The risks involved many be comparatively lesser but it not reduce it to zero. The news entrepreneurs have to make note of it. The risks involved in starting the same company in another place would not be mutually inclusive. So the entrepreneurs have to take abundant care to check the risks involved and take necessary steps to reduce it.
4.Create new niche:
The ideas from the west paves way to create a new niche in the developing countries which would be new and different to their country. For instance, in the early 2000s, there was a popular social site called Hot or Not, which allows its users to post photos of them and ask others to rate their attractiveness on the scale of 1-10. Users who found each other mutually attractive was connected to each other. The site was considered quite addictive and enjoyed by the Americans. The popularity of this site probed to create one such in India named RateDesi. The idea proved successful with more than 25 million views for the site and generated decent revenue. This shows how an Indian entrepreneur took a proven idea and modified it fit a new niche. This is one such example, there are lot more out there who have taken the existing successful business and tweaked a bit to create a new different niche for the developing countries. Some examples are Etsy is Ebay for artists, Zomato in India is the Burrp for restaurants, Alibaba in China is like the Amazon in USA. However, it has to be noted that the chosen niche should not be too small. Spending one’s resources and energy for a niche that is too small will not help in getting back what one expects. So it is wise to choose a potential business where the return rate of success could be high and could bring back more than what was invested.
5.Easy marketing and PR:
Cloning a successful hot and interesting startup from USA can create a buzz much easily in the market than a completely new startup. OLA cabs in India created a big buzz in the industry when it was launched as many compared it how Uber operated in USA. (It has to be noted that now Uber has expanded to India as well). For most of the developing countries, marketing that is popular in the USA means it is something high-funda and would automatically create a stir. People would be more willing to try it as it is something similar to ones in USA. So replicating startup ideas from the USA means the marketing and PR gets easier.

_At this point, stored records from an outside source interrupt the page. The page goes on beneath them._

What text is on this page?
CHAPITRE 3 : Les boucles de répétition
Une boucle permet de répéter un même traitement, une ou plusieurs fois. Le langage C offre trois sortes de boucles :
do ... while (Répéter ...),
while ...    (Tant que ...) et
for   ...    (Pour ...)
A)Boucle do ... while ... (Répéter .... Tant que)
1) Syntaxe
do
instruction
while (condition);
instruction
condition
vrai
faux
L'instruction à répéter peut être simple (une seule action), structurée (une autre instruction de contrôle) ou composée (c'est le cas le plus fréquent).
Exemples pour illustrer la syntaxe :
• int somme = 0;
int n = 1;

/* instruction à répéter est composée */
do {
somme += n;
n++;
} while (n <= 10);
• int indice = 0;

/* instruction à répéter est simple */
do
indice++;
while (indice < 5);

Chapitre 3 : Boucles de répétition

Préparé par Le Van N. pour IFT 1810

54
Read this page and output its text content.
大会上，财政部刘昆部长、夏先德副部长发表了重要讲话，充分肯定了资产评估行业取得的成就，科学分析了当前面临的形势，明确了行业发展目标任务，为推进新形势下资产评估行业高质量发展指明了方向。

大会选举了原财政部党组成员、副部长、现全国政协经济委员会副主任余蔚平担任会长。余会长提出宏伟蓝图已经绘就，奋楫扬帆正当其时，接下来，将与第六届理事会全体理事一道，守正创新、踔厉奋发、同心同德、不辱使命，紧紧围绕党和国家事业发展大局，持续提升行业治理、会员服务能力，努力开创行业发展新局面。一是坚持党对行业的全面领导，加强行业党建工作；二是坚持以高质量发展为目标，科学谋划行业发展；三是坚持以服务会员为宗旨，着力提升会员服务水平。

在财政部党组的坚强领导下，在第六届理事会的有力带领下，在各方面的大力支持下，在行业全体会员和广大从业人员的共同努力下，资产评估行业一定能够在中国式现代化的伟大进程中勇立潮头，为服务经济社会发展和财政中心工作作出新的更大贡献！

These above discussed reasons show why it is so popular for the developing countries in the east to follow the footsteps of the western countries in coming up with a startup idea. Not everyone who runs a successful business are inventors or innovators, rather they are capable to adapting the business idea to the place and the requirements. So there is absolutely nothing wrong in taking an idea and doing the same thing with modifications elsewhere or with a different niche. However,more than the online business ideas, the ideas which have a significant offline component and demands people on ground is worth copying as long as it addresses a problem or serves a utility.